Monday, July 14, 2008

Let's Declare Victory and Leave

By Alan Caruba

At a point in the Vietnam War when it was dragging on, costing lives, and there was no end in sight, some politician suggested that the United States simply declare victory and leave. In the end, we did leave and it was pretty much a rout.

I was reminded of this with all the back and forth statements being made by Iraq president Maliki and the response of the White House. Maliki wants the United States to set a timetable for withdrawal of troops and the White House made it known that some troops might, indeed, be coming home sooner. There is also the possibility some may be transferred to Afghanistan where things are looking bleak.

Like a lot of people I went from the notion that getting rid of Saddam Hussein was a good thing (it was) to the realization that there were too few troops to secure the nation while it came up with something resembling a democratic government. As time went along the U.S. mismanagement of the situation in Iraq became the fodder for dozens of books by observers and participants.

There is a point at which people in an occupied nation, no matter how grateful they may be to be rid of a tyrannical despot, want the foreign troops to go home. After five years, we are well passed that point.

If George W. Bush could declare “mission accomplished” on the deck of the USS Abraham Lincoln on May 1, 2003, then he can declare victory tomorrow and announce that the troops will be out before the end of 2009. What he also said that day was that “our coalition is engaged in securing and reconstructing that country.”

With oil selling near $150-a-barrel, my guess is that Iraq has the money to reconstruct itself without another U.S. dollar except for the oil billions we are shipping to the Middle East as it is.

My initial reaction to the White House statement that our troops would begin to come out was that it was a cynical political ploy to help the lackluster McCain campaign, but I think now it was just part of the bargaining going on with the Maliki government.

I have no doubt that the administration wants to leave a hefty contingent of U.S. military permanently billeted in Iraq given the bellicosity of Iran, but I also think the Iraqis and Iranians remember the eight-year war that Saddam waged with Iran and want no part of a similar conflict. They share a very long common border.

The U.S. did for Iran what it could not do for itself by getting rid of Saddam Hussein and this raises the question of just how capable Iran is militarily. Could it invade Iraq or any other nation in the region? Would it do so if it meant risking attacks on its oil fields, its command and control facilities, and, of course, its nuclear facilities?

With the exception of Turkey which had a secular government imposed on it by an enlightened leader and backed up by its military, there has been no true, functioning democracy anywhere in the Middle East.

I am not ignoring Israel when I say this because it is a Western enclave, not a Muslim nation. Lebanon had a democratic government of sorts thanks to an agreement that apportioned key roles to Christians, Muslims, and Druze, but the nation was essentially run by an oligarchy of wealthy families. The influx and growth of its Muslim population has ended that bit of political theatre.

The United States has a window of opportunity to leave without looking like it is running away or has been defeated.
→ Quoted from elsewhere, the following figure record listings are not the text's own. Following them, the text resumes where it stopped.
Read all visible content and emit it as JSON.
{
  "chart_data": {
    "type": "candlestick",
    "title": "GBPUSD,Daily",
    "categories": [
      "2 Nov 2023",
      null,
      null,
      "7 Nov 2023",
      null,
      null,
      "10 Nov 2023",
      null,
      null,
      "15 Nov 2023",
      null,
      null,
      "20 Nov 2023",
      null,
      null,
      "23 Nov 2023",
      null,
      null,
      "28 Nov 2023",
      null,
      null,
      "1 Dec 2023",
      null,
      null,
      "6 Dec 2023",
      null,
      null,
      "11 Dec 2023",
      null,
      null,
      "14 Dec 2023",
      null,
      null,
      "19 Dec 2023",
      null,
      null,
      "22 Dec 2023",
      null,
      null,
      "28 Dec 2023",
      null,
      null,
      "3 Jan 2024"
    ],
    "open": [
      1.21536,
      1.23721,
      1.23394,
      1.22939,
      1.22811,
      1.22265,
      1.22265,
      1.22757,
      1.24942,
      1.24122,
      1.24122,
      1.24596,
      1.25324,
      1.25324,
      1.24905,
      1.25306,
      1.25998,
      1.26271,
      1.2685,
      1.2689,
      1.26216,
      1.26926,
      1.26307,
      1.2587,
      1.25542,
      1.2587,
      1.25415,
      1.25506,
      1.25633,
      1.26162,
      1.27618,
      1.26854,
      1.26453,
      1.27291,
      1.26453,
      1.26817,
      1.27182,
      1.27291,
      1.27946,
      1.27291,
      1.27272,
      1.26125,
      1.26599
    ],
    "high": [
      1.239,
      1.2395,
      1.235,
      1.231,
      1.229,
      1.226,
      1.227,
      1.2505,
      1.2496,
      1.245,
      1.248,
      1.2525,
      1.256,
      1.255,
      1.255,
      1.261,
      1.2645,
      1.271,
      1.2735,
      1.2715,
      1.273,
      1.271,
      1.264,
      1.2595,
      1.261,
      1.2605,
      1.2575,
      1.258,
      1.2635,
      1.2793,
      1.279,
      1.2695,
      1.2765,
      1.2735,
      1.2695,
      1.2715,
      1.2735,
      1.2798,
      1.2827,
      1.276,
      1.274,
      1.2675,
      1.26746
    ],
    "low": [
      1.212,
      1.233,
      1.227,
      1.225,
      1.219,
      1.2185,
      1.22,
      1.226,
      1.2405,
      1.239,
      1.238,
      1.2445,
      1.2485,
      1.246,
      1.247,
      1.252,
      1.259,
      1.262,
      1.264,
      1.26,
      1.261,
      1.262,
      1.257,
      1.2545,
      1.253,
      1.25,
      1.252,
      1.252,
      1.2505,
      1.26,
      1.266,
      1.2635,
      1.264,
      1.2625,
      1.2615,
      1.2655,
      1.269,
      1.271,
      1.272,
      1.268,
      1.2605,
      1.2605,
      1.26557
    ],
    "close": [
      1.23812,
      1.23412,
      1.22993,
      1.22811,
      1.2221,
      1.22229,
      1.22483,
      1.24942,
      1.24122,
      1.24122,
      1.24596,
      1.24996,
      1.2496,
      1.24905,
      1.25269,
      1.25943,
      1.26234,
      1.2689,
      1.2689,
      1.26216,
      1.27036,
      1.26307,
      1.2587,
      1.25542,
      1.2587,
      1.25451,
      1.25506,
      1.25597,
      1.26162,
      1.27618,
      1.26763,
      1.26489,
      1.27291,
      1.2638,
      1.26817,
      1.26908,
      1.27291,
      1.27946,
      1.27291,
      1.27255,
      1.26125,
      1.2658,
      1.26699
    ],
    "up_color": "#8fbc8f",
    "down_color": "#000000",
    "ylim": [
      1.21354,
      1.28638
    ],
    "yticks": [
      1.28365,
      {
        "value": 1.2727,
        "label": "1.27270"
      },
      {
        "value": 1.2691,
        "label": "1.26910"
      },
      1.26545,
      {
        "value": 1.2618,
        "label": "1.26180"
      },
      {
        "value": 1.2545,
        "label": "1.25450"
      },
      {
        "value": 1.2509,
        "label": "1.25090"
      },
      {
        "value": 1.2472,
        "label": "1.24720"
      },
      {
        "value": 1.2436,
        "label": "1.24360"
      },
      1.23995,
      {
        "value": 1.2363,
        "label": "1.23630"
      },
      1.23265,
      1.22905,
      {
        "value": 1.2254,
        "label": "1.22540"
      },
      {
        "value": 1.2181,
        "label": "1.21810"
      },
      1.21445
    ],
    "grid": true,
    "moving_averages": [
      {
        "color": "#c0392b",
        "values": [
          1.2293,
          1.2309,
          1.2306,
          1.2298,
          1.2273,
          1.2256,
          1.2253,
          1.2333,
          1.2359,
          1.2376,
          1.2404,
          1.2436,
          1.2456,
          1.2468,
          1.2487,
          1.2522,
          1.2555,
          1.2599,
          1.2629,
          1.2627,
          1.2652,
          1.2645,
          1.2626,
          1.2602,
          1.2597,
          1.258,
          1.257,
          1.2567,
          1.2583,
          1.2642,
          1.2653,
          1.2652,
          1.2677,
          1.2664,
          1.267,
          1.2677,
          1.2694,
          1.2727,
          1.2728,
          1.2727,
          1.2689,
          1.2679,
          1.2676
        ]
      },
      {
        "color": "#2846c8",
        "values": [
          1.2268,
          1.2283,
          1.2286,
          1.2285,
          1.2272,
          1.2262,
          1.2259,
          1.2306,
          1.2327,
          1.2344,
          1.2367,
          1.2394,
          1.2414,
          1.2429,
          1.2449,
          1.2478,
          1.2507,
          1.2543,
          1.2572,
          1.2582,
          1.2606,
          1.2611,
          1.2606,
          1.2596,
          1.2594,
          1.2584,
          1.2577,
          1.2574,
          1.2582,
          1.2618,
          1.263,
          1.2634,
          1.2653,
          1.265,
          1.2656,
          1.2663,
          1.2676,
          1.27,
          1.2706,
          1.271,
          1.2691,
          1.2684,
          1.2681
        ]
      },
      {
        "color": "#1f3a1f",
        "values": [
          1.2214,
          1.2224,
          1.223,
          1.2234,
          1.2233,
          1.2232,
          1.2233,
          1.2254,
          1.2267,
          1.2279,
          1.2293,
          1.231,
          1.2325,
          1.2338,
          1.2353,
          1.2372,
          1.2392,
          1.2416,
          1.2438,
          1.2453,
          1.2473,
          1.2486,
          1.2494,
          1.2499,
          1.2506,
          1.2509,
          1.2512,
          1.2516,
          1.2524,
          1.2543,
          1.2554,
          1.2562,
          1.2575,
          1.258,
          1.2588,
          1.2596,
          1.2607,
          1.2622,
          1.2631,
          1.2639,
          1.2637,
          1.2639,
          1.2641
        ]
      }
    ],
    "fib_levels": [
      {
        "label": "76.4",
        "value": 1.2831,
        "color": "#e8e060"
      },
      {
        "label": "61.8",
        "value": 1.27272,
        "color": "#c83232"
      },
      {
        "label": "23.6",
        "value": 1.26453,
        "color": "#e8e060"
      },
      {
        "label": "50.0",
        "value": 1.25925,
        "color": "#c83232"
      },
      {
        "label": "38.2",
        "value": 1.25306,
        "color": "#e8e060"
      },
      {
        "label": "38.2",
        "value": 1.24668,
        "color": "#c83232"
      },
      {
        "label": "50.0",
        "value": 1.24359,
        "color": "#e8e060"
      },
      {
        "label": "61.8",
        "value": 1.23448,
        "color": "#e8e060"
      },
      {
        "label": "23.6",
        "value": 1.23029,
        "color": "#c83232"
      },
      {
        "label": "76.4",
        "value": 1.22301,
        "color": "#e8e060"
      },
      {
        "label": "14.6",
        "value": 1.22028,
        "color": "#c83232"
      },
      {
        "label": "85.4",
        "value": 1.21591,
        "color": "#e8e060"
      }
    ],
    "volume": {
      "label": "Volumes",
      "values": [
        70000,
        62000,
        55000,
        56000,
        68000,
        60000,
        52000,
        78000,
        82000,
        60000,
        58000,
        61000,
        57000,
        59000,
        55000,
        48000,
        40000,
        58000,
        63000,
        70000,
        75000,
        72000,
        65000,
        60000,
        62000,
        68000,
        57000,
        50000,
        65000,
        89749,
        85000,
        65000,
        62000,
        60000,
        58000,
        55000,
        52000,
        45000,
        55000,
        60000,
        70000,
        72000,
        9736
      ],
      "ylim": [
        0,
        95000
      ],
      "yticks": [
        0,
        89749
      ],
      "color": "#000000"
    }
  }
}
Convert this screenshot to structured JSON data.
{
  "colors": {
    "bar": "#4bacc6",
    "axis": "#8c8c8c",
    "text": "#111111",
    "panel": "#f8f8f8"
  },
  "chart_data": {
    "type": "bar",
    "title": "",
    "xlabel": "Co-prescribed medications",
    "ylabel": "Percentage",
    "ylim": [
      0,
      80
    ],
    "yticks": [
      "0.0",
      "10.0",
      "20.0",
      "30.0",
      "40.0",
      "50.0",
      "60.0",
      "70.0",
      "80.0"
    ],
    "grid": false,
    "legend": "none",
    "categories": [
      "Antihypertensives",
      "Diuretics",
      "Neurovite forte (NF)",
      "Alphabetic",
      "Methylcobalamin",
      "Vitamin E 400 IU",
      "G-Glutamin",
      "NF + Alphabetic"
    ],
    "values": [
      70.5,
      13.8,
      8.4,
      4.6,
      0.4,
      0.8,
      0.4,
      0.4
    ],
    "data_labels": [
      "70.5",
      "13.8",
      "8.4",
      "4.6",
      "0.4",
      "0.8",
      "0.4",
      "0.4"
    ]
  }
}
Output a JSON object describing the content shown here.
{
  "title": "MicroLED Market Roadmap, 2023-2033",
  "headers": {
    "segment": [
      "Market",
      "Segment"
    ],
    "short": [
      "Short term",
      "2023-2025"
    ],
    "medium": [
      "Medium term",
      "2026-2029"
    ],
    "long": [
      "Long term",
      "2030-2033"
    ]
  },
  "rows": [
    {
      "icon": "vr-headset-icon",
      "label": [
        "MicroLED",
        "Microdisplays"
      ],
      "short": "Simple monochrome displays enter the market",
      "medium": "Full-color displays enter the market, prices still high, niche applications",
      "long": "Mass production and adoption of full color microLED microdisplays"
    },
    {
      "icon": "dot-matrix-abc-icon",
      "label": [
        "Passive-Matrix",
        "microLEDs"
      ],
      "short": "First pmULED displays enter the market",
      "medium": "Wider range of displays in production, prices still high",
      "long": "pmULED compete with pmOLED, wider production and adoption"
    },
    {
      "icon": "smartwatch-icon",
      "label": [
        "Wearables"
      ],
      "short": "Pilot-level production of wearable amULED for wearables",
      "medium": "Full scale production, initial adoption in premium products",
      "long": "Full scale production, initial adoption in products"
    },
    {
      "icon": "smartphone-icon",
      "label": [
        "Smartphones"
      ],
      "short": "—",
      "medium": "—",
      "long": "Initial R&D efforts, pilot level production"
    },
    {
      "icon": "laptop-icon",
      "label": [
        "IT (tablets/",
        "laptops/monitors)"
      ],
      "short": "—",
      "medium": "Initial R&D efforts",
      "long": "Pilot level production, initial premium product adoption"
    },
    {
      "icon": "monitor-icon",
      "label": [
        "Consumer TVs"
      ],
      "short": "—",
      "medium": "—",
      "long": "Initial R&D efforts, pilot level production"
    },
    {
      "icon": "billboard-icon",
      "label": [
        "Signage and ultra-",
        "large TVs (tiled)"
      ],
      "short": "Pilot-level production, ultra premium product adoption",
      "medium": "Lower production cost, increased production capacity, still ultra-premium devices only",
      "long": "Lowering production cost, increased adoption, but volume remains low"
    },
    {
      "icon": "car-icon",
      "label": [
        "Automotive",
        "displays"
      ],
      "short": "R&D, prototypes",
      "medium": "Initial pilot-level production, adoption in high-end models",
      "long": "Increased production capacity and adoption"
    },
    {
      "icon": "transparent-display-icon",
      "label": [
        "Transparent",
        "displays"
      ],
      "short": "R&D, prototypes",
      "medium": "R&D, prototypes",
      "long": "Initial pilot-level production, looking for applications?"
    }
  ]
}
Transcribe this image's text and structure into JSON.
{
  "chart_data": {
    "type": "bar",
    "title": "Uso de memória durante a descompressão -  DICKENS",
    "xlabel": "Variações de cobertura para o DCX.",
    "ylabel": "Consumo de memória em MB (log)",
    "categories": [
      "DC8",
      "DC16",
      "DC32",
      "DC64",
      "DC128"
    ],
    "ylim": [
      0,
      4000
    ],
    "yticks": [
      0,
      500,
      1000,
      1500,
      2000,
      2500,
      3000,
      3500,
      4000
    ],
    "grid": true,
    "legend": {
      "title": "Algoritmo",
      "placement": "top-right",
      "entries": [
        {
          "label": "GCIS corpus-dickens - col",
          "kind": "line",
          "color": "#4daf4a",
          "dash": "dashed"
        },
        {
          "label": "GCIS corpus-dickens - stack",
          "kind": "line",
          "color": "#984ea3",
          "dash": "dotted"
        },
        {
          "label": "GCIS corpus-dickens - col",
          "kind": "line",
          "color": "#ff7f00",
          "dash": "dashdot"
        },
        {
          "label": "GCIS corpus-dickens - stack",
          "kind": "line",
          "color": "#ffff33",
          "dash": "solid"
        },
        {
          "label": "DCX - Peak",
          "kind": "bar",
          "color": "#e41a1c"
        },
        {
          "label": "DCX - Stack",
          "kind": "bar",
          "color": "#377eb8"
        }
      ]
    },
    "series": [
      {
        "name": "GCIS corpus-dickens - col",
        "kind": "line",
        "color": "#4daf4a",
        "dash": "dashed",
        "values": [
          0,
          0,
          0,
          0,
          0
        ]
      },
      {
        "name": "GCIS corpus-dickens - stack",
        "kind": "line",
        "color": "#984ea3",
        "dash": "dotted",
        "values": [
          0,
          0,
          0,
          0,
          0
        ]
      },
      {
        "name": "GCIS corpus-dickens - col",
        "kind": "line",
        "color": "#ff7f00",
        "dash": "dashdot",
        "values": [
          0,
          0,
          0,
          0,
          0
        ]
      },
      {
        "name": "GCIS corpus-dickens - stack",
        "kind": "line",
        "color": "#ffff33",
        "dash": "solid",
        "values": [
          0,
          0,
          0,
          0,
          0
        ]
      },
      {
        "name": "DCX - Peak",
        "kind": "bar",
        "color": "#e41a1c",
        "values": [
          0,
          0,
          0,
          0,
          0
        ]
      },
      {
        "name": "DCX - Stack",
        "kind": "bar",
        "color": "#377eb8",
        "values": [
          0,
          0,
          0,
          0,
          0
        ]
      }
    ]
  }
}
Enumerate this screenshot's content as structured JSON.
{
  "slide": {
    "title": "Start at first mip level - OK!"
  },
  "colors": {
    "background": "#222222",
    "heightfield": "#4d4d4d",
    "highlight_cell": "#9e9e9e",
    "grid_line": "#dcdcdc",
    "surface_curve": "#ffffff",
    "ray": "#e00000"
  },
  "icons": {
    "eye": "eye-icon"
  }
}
That leaves the mess in Afghanistan, purveyor of 80% of the world’s supply of heroin, and home to tribes that have been competing with one another since the dawn of civilization. If the Afghanis don’t like the Taliban (and they don’t), let them kill them on their own. We can supply the guns and bullets.

Then there’s Pakistan where, if anyone is paying any attention, we have propped up a very unpopular dictator and where a real demand for democracy is being led by that nation’s lawyers and judges.

In the same way previous colonial powers have learned to their regret, the Middle East defies any control imposed by the West. Empires have foundered there. Ships of state have gone aground there.

All is not lost. We have a serious military presence in the Gulf States and a carrier fleet or two that have been there since we guaranteed the security of the Strait of Harmuz back in the 1980s and stopped drilling for oil here at home.

We also have a military that is stretched too thin and is tired from this occupation without end. We are beginning to offer huge benefit packages to retain soldiers. The generals have even begun to turn a blind eye to the homosexuals serving our nation. We need to recruit and re-equip across all of the branches.

Politically, we have voters who will vote for anyone who says he will pull out U.S. troops.

Ultimately, the world cannot take the kind of uncertainty that the Middle East represents. The speculative price of oil is testimony to that.

Left to their own designs, the Arabs (and Persians) will go back to what they know best, dictatorships that use some of their oil income to pacify their population. There is no great demand for democracy in the Middle East. It won’t occur because we want it to.

Iraq has become a distraction. It is time to declare victory in Iraq and come home.

1 comment:

  1. Since our governtment won't listen to it's citizens, then just MAYBE they will listen to Iraq & get out. I wouldn't hold my breath waiting for that to happen though.